Most of the body can tolerate low perfusion states for a few hours. Certain organs can't. The body protects those. Given a choice between trying to maintain a certain BP using crystalloids and keeping the MAP just high enough to perfuse the heart, lungs, and brain I'd go with the second option. Sure I'll plant large bore IV catheters if I can, but that's not for the purpose of flooding the patient with fluids that don't support clotting or oxygen transport. I'm going to give very small amounts of fluid, stop any leaks I can, and get the patient to a surgeon that can do damage control to stop the leaks. Until the leaks are sealed, keep the patient dry. If the patient exanguinates in the time it takes me to get from the scene to the OR despite what I do to maintain core circulation, the patient wasn't going to survive anyway. Turning the blood into "Kool-aid" doesn't help when you get a patient that's injured this profoundly.

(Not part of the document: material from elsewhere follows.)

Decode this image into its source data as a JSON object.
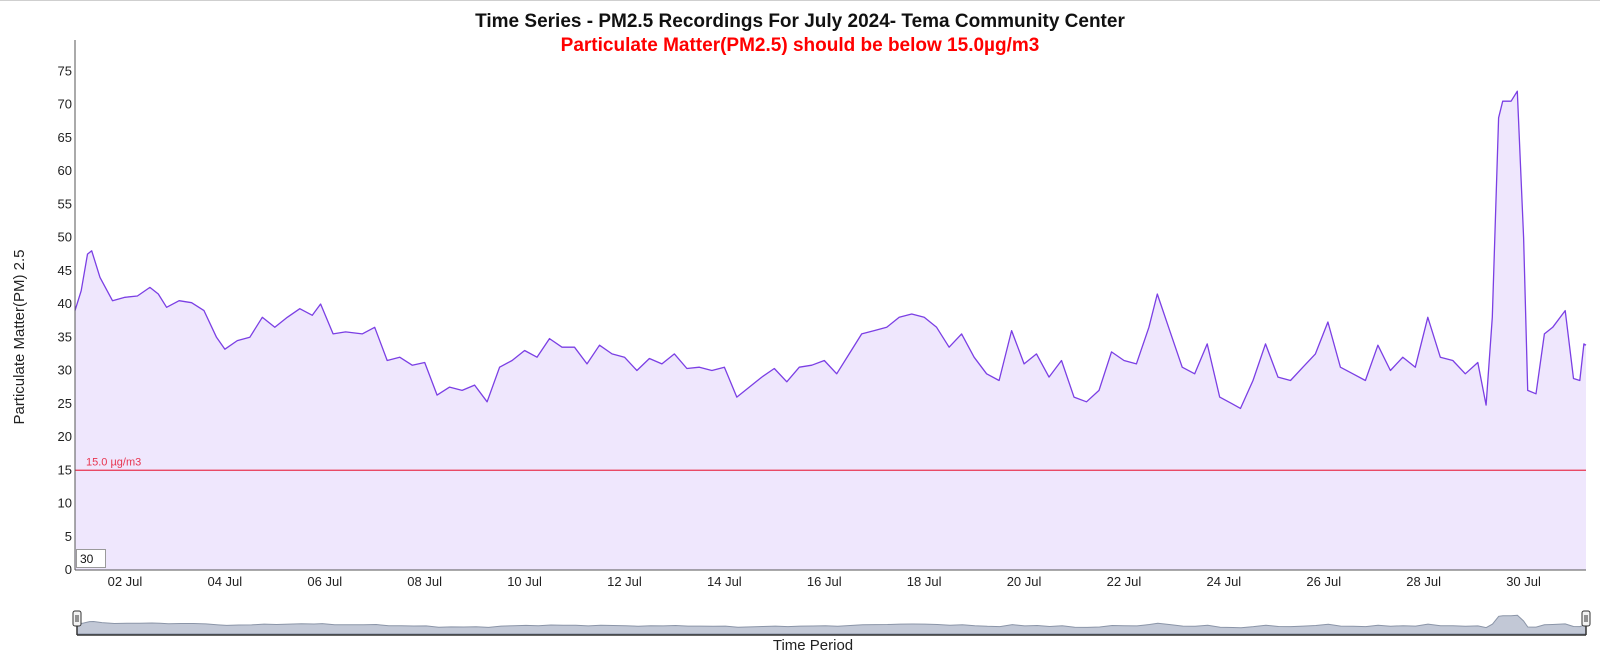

Oh, and pressors may be useful to a point, but you don't want to be so generous as to bring the BP up to something approaching normal because that pops clots, restarts hemorrhage, and now you've caused your patient to lose blood that used to be available. You end up emptying the tank by squeezing it to maintain a number and when you can't squeeze the tank any further, things really go south fast.
Since you're thinking we can keep up with the leaks by doing blood infusions, how much blood do you have on hand in the field? I mean whole blood or PRBCs, FFP and platelets... do you have enough to keep up with a leak that won't seal because you're keeping the BP up?
The better trauma facilities don't have their EDs do much of anything... including blood transfusions because of the above as that wastes blood that belongs to the patient AND transfused blood. By the time the patient hits the OR, they're well out of our hands and in the hands of those that do trauma resus. Those of us that work in the field or in the ED aren't experts at this.